Efficacy of AZ ChAdOx1 nCoV-19 vaccine

Overall, there were 332 cases of primary symptomatic COVID-19 occurring more than 14 days after a booster dose, 84 (1·0%) in the 8597 participants in the ChAdOx1 nCoV-19 group and 248 (2·9%) in the 8581 participants in the control group, with overall efficacy of 66·7%. Of the 332 cases, 271 occurred in patients who had two standard doses while 61 occurred in patients who had one half dose followed by one standard dose. The efficacy rate for those who had two standard doses, which is what we advocate in Australia, were 63.1% while the subgroup of patients who received a half dose followed by standard dose had an efficacy rate of 80.7%.

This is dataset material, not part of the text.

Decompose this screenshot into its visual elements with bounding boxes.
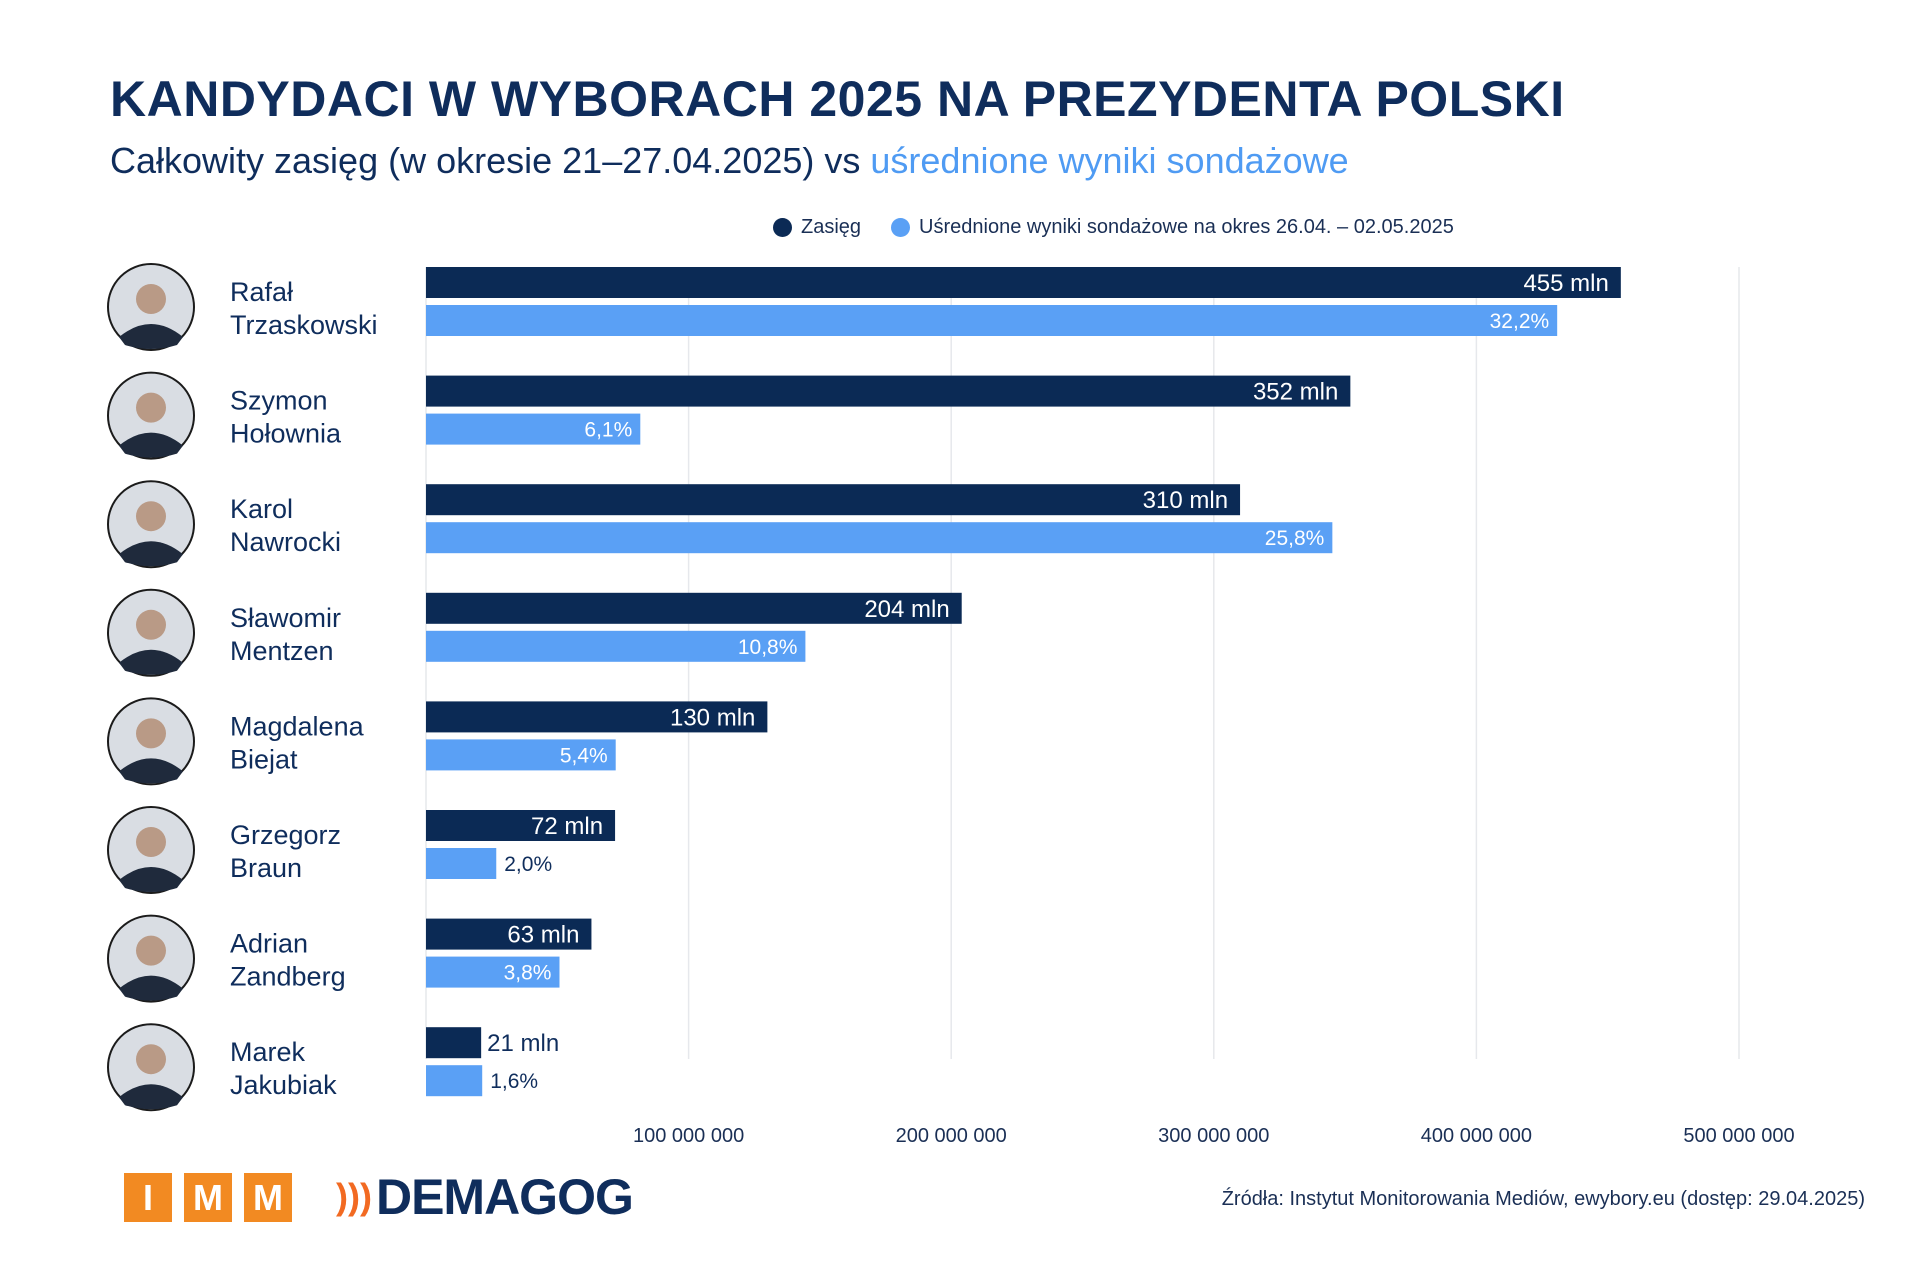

The time interval between 1st and 2nd dose

Let’s have a look at the efficacies against primary symptomatic infection in patients after one dose and in patients who had the second dose 6 weeks and 12 weeks apart. A single standard dose of vaccine provided protection against primary symptomatic COVID-19 in the first 90 days with an efficacy of 76·0% (95% CI 59·3 to 85·9) but was not efficacious against asymptomatic infection over the same time period. There were no evidence of waning of protection in the first 3 months after vaccination.

Vaccine efficacy after the second dose was higher in those with a longer prime-boost interval, reaching 81·3% in those with a dosing interval of 12 weeks or more versus 55·1% in those with an interval of less than 6 weeks. See Table 1. They identified a higher efficacy in a subgroup analysis of those who received the low dose plus standard dose regimen. However, it was decided that the two standard doses regimen is preferred operationally because it is more straightforward to deliver the same vaccine for both doses and because there are more immunogenicity and efficacy data to support its use.

Practical implications of this sub-analysis

While the head-line numbers would suggest that an earlier second dose may have lower efficacy rate against symptomatic disease, the efficacy against hospitalisation and death is unchanged by the varying intervals of the second dose. Interestingly, the 100% efficacy against hospitalisation was seen from 22 days after the first dose.

During an outbreak like the one sweeping through Greater Sydney now, it is probably wise to bring forward the second dose. Efficacy against symptomatic disease may be lower but protection against severe disease requiring hospitalisation is maintained. We can safely reassure our patients when we bring forward their second jab.